Feeling useless at the 4077th, Father Mulcahy took Igor’s place in the litter jeep with Radar and headed to the front to transport a badly wounded soldier back to the MASH unit.  On the way back the soldier couldn’t breath and they stopped to help.  Panicked, Radar calls back to the 4077 but when they get out the first aid kit there is nothing inside that will help save this soldier’s life.  


The crowd continued to grow as Jesus made his way through he countryside.  As he did signs and healed the sick the crowds grew even bigger.  Turning around Jesus saw 5000 people and asked Phillip, “Where are we to buy bread for these people to eat?” Philip answered him, “Six months’ wages would not buy enough bread for each of them to get a little.”


In each of these desperate situations the available resources seemed to be somewhere between underwhelming and non existent.  Orbiting the earth, under enemy fire and on a hillside in ancient Palestine… these are not the situations where what was needed was anywhere within easy reach!  But in each of these situations a miracle happened, but NOT the miracle most folks point to as THE miracle.  Most people, if asked to describe the miracle, would point to the crew of Apollo 13 splashing down safely back on earth… the soldier surviving… and 5000 people being fed.  But in each of these situations, I think the REAL miracle happened BEFORE those things occurred.  
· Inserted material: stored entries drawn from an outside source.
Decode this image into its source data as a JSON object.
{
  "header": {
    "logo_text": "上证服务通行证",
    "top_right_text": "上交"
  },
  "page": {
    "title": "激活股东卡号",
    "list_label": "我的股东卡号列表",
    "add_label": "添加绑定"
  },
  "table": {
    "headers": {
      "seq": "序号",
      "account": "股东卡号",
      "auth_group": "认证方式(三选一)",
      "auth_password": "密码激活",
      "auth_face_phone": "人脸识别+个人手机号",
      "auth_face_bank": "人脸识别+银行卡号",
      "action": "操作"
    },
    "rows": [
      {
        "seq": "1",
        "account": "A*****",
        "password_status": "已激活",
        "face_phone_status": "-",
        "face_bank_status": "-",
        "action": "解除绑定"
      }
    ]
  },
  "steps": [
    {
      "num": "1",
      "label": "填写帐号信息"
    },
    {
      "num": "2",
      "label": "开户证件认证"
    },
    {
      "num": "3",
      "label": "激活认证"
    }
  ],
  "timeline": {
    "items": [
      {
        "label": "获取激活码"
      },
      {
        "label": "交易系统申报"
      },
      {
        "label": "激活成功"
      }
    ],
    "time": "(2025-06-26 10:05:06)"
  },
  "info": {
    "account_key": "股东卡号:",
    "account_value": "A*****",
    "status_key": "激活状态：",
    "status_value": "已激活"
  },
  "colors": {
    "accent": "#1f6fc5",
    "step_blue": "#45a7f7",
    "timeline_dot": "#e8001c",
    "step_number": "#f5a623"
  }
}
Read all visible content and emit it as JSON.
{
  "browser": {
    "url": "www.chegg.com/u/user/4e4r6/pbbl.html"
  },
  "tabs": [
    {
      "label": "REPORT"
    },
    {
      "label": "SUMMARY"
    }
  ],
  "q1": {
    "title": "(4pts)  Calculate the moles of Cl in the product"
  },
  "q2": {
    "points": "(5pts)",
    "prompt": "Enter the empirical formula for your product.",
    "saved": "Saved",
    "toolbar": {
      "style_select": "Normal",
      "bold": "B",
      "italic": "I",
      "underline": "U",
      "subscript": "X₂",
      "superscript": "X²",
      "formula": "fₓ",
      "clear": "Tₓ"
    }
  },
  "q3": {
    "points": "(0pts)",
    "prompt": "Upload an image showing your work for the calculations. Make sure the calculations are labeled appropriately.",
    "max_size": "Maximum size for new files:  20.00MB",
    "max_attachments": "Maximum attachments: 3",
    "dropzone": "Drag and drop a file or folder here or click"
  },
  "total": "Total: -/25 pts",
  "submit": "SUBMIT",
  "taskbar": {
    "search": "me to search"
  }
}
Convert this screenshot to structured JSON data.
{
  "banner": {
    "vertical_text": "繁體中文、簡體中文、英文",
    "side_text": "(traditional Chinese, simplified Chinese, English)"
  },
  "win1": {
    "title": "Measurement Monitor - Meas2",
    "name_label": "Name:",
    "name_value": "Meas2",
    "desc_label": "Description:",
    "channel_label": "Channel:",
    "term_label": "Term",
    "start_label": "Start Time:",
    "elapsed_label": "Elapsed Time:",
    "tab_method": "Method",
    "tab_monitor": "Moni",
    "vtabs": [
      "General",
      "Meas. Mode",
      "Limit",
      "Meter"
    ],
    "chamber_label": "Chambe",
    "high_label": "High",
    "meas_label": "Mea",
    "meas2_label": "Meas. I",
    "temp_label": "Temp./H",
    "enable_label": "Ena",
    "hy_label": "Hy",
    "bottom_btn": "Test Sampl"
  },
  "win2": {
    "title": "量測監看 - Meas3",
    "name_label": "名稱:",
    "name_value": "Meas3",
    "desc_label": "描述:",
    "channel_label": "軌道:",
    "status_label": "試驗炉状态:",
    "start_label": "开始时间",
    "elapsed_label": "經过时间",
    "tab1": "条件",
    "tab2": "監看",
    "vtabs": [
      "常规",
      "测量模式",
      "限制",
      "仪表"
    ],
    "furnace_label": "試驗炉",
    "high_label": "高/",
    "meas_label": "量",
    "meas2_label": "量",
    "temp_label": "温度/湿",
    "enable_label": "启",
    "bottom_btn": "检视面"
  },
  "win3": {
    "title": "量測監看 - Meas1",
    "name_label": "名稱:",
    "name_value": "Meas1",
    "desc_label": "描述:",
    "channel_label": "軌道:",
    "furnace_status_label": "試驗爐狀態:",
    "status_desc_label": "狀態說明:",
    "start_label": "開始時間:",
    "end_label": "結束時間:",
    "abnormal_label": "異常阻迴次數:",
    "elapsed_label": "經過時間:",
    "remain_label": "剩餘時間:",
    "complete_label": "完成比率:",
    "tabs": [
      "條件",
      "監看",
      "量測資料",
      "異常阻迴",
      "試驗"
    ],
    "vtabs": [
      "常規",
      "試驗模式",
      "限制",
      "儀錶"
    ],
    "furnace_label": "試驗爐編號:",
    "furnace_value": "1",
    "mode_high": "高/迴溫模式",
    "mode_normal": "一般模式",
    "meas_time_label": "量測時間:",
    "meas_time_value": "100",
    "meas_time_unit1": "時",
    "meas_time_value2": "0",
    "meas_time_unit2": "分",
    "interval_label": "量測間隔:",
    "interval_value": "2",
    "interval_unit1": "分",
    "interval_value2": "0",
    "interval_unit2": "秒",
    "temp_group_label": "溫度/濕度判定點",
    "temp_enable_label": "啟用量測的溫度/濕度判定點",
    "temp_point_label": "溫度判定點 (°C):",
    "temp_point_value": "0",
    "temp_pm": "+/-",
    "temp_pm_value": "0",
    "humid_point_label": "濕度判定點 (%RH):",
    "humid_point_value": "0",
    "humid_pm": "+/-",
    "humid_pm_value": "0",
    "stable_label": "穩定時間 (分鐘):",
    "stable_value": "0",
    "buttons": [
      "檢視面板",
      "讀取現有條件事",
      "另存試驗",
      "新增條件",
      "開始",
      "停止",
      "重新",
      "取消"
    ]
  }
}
In Apollo 13, the REAL miracle happened when the crew noticed that they had several spare containers of lithium hydroxide onboard.  These containers could filter out the excess carbon dioxide!  But they were square, and the vents they needed to be connected to were round.  But noticing the lithium hydroxide led to more noticing, both in orbit and back on earth.  Soon the noticing grew and with plastic from a garment bag, the cardboard cover of an instruction manual, a tube sock and some duct tape, a make-shift carbon dioxide scrubber had been created which kept the crew alive until they returned to earth a few days later.  


In the battlefield, surrounded by snipers and a panicked Radar O’Reily, the REAL miracle happened when Father Mulcahy stopped focusing on the dull scissors in the first aid kit, “like you got in kinde-garden” that would NEVER work and was able to notice the Tom Mix pocket knife he DID have.  That noticing lead to more noticing and soon the barrel of a fountain pen became a tube and in spite of Radar’s drama,  Father Mulcahy soon had performed a tracheostomy under fire in the back of a jeep and saved the soldier’s life.  
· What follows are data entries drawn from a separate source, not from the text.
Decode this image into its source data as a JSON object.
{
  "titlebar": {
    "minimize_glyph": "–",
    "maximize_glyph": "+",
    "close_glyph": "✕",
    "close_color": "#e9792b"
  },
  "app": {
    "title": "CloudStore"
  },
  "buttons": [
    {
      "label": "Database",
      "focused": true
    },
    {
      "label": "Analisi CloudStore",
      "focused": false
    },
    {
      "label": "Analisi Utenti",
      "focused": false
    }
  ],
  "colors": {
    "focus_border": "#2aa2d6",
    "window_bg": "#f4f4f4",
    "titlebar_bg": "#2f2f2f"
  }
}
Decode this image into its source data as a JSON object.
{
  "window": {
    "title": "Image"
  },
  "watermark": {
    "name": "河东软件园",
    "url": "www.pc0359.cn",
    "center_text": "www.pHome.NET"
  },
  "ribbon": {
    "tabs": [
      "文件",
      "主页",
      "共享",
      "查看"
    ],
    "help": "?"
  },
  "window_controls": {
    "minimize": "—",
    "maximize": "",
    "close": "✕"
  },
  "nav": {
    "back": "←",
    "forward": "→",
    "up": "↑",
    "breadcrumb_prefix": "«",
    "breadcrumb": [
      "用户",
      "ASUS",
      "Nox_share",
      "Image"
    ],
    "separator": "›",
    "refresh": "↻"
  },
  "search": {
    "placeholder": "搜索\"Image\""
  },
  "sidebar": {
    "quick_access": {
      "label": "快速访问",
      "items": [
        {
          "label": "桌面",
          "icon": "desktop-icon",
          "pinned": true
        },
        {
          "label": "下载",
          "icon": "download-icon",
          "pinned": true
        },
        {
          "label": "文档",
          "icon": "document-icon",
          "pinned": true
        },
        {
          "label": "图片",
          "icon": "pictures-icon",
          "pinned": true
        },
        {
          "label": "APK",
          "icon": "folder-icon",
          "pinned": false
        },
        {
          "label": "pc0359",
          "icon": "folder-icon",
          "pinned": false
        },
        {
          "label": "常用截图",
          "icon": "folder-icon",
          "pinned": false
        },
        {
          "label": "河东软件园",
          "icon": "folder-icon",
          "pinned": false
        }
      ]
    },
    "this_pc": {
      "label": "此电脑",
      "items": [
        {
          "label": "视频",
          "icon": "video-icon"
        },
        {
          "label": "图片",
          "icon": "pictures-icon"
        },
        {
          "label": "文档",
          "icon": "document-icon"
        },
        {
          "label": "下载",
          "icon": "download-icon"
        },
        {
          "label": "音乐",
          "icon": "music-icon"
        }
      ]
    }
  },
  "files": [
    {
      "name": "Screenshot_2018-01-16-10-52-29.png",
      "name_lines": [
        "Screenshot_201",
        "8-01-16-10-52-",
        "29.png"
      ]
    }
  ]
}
On the hill overlooking the Sea of Galilee, Philip only saw what he did not have… enough to feed 5000.  Andrew noticed only slightly more… it was just some kid with five fish and three loaves.  But in that tiny bit of noticing a miracle had its start.  It was infinitely less that enough to feed everyone, but it was more than enough for Jesus to start passing out food.  In the end the disciples gathered up 12 baskets of leftovers after everyone had eaten their fill. 
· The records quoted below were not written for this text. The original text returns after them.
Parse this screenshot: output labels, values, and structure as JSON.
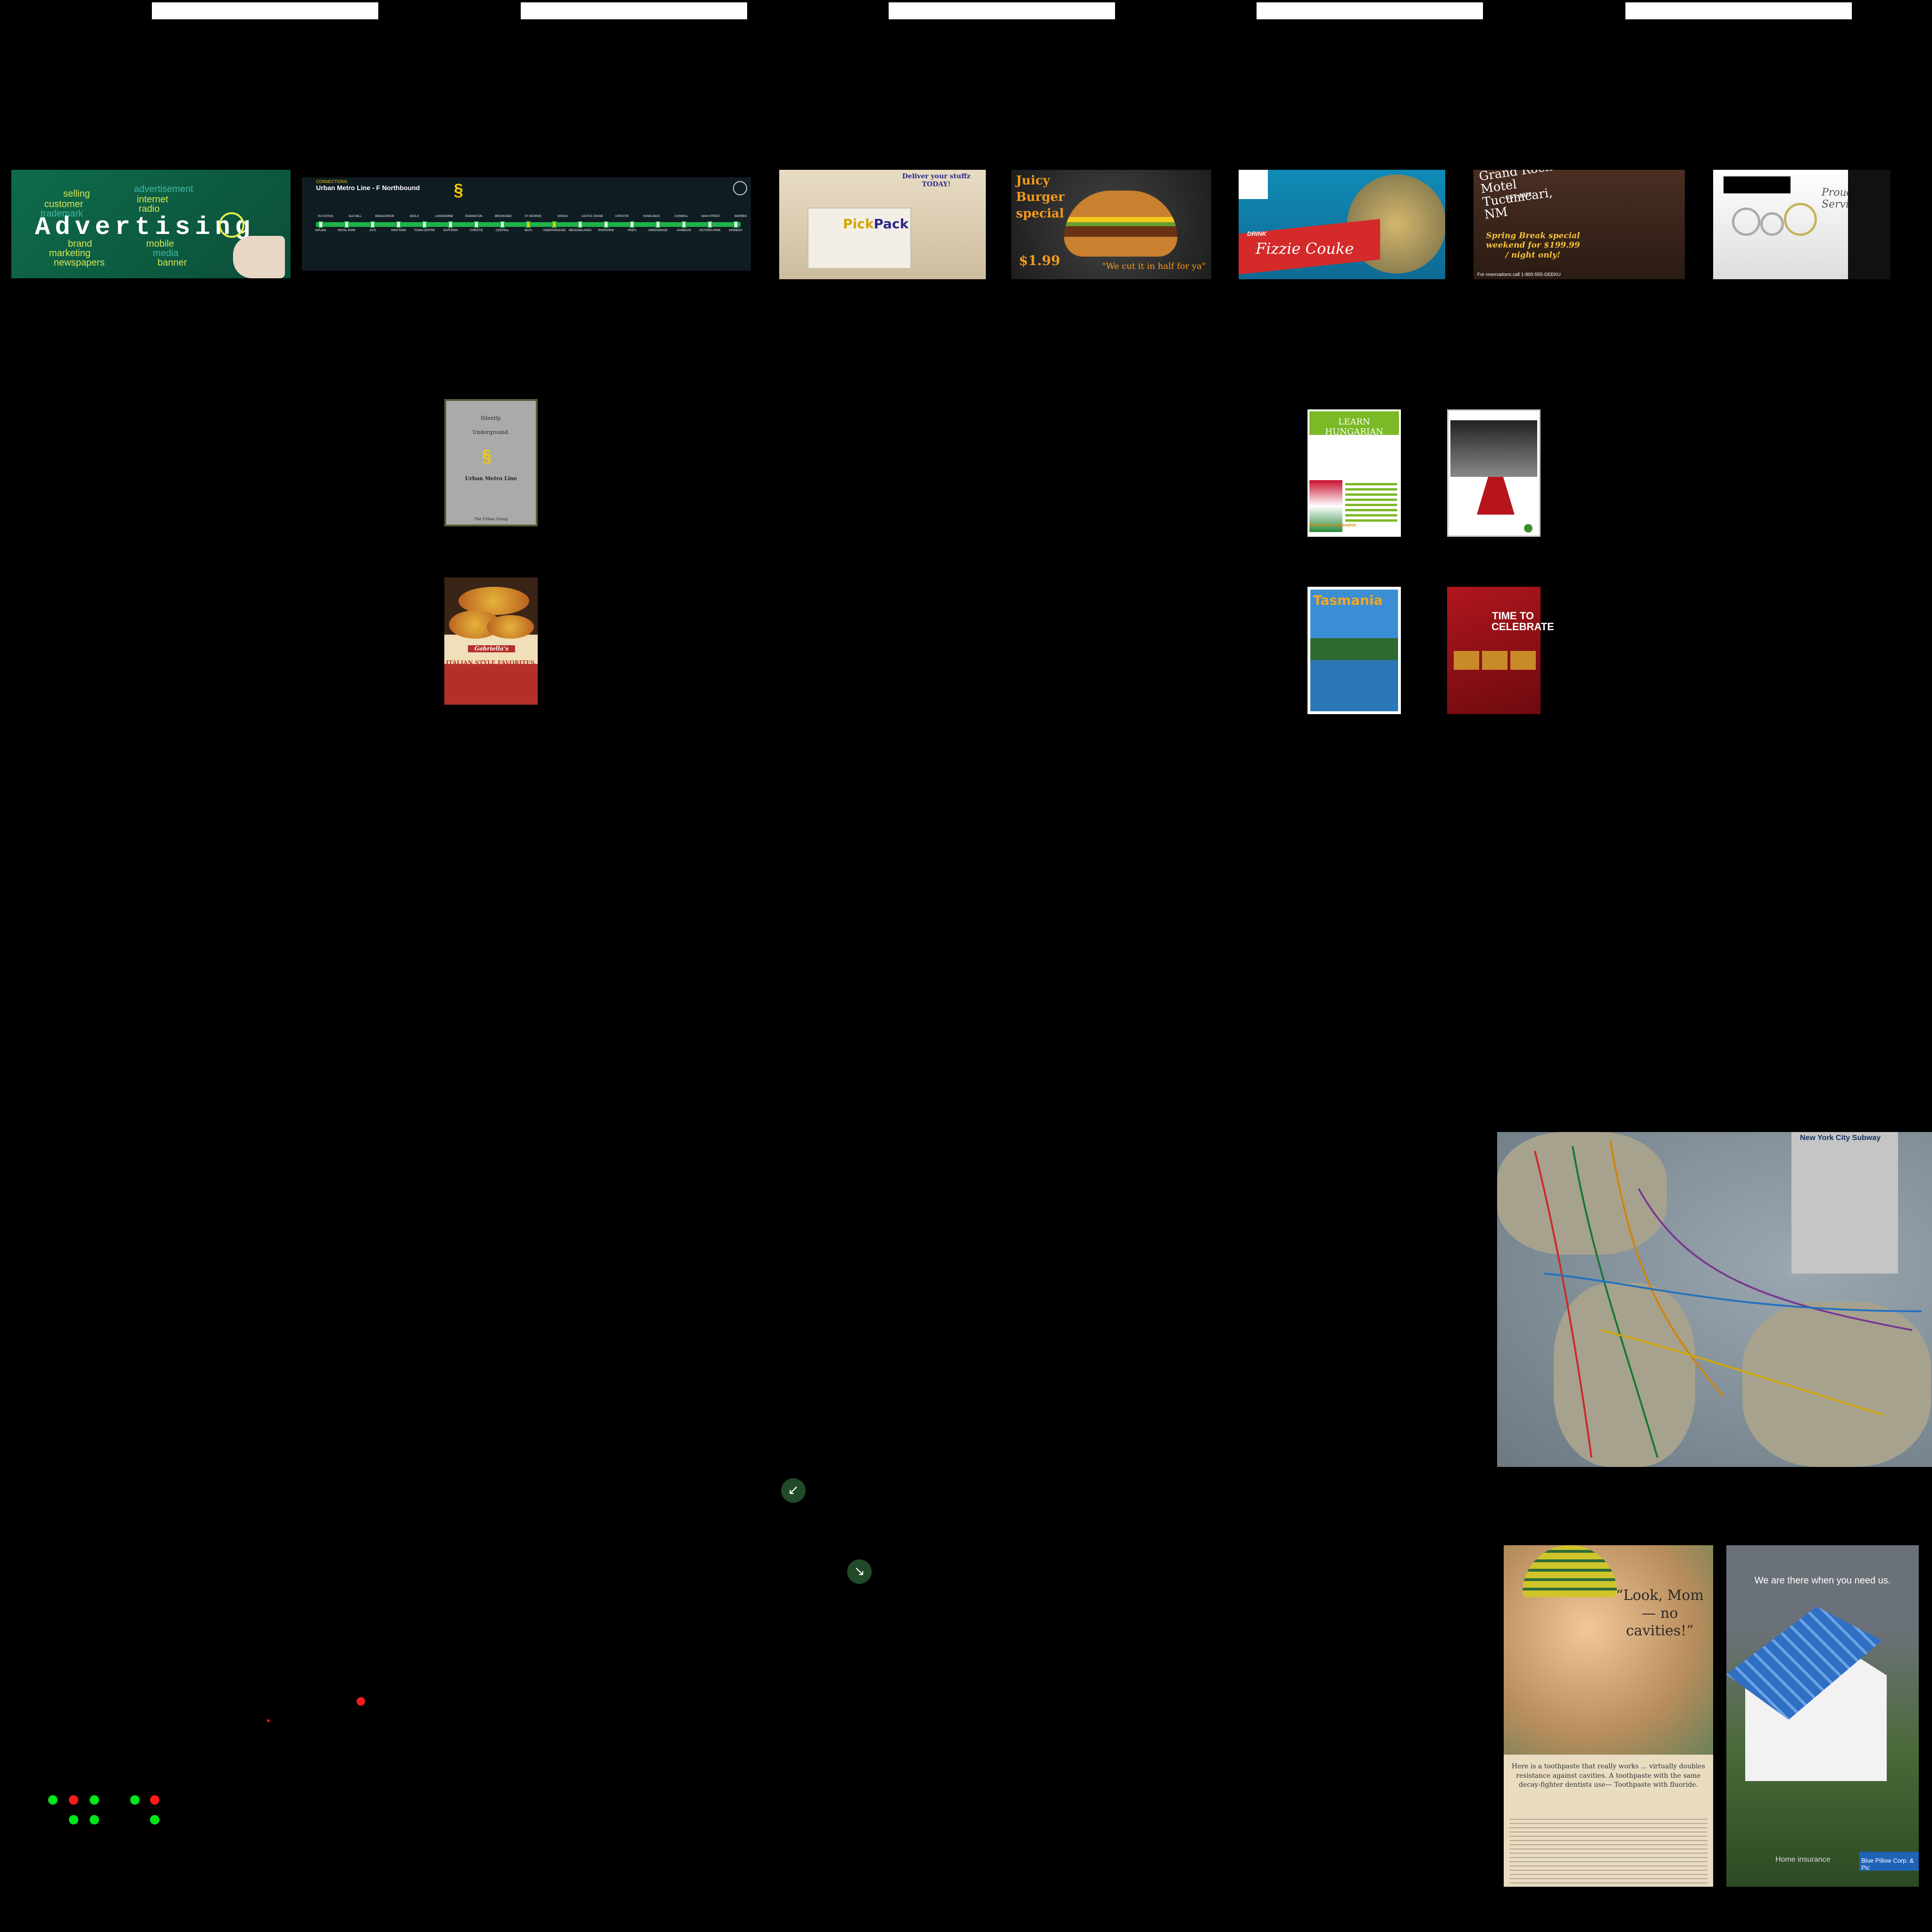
{
  "top_tabs": [
    "",
    "",
    "",
    "",
    ""
  ],
  "advertising": {
    "headline": "Advertising",
    "words": [
      "selling",
      "customer",
      "trademark",
      "brand",
      "marketing",
      "newspapers",
      "advertisement",
      "internet",
      "radio",
      "mobile",
      "media",
      "banner"
    ]
  },
  "metro_banner": {
    "connections_label": "CONNECTIONS",
    "line_title": "Urban Metro Line - F Northbound",
    "stations_top": [
      "SILTASTON",
      "OLD MILL",
      "MONACHIEDE",
      "KEELS",
      "LANSDOWNE",
      "EDDINGTON",
      "BROOKSIDE",
      "ST GEORGE",
      "GENOA",
      "CASTLE CRANE",
      "CHESTER",
      "HOWLANDS",
      "COSWELL",
      "MAIN STREET",
      "WARREN"
    ],
    "stations_bottom": [
      "KIPLING",
      "ROYAL PARK",
      "JAYS",
      "HIGH PARK",
      "TOWN CENTRE",
      "DUFFERIN",
      "CHRISTIE",
      "CENTRAL",
      "BAYS",
      "UNDERGROUND",
      "MEADOWLANDS",
      "RIVERVIEW",
      "PINES",
      "GREENWOOD",
      "HARBOUR",
      "VICTORIA PARK",
      "KENNEDY"
    ]
  },
  "pickpack": {
    "tagline": "Deliver your stuffz TODAY!",
    "brand_pick": "Pick",
    "brand_pack": "Pack"
  },
  "burger": {
    "headline": "Juicy Burger special",
    "price": "$1.99",
    "slogan": "\"We cut it in half for ya\""
  },
  "fizzie": {
    "drink_label": "DRINK",
    "brand": "Fizzie Couke"
  },
  "motel": {
    "name": "Grand Rock Motel Tucumcari, NM",
    "established": "EST. 1922",
    "offer": "Spring Break special weekend for $199.99 / night only!",
    "reservations": "For reservations call 1-800-555-GEEKU"
  },
  "jewelry": {
    "script": "Proudly Serving"
  },
  "silently": {
    "line1": "Silently.",
    "line2": "Underground.",
    "brand": "Urban Metro Line",
    "footer": "The Urban Group"
  },
  "pizza": {
    "brand": "Gabriella's",
    "text": "ITALIAN STYLE FAVORITES. TOPPINGS or DRESSED UP FOR DELIVERY."
  },
  "hungarian": {
    "header": "LEARN HUNGARIAN",
    "price": "€135 hours preparation"
  },
  "tasmania": {
    "name": "Tasmania"
  },
  "celebrate": {
    "headline": "TIME TO CELEBRATE"
  },
  "subway_map": {
    "title": "New York City Subway"
  },
  "toothpaste": {
    "quote": "“Look, Mom— no cavities!”",
    "body": "Here is a toothpaste that really works ... virtually doubles resistance against cavities. A toothpaste with the same decay-fighter dentists use— Toothpaste with fluoride."
  },
  "insurance": {
    "tagline": "We are there when you need us.",
    "product": "Home insurance",
    "corp": "Blue Pillow Corp. & Pic"
  },
  "colors": {
    "background": "#000000",
    "dot_green": "#00e61a",
    "dot_red": "#ff1a1a",
    "arrow_bg": "#214a28"
  },
  "icons": {
    "arrow_sw": "arrow-down-left-icon",
    "arrow_se": "arrow-down-right-icon"
  }
}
In each of these stories the REAL miracle happened when they stopped focusing on what they DID NOT have and instead began to look around, notice, and put to use what they DID have.  When THAT happened, the situations began to immediately turn from scarcity to abundance, from despair to hope, from darkness to light, and from death to life.  


The story in today’s Gospel reading is an absolutely amazing and wonderful miracle story!  But it is not JUST a miracle that could only be performed 2000 years ago on a hill by the sea by the Son of God.  The miracle in today’s Gospel story is a miracle WELL within the grasp of each and every one of us… you and me… us mere mortals, right here in little ol’ Sheffield!  It is a miracle that begins the moment we stop obsessing about what we DON’T have and instead look around us and see what we DO have and begin to put that, no matter how small or seemingly insignificant it might seem, to work in the world.  And here’s the REAL kicker… NOT ONLY is this sort of miracle we CAN DO… This is the EXACT SORT OF MIRACLE we’ve already DONE!  Bishop Doug noticed hikers on the Appalachian Trail.  That helped us notice a ministry development grant, that helped others notice other churches wanting to help and now how many hamburgers and hotdogs have been served?  I don’t know… maybe 500 or so?  But not 5000 you say… well… 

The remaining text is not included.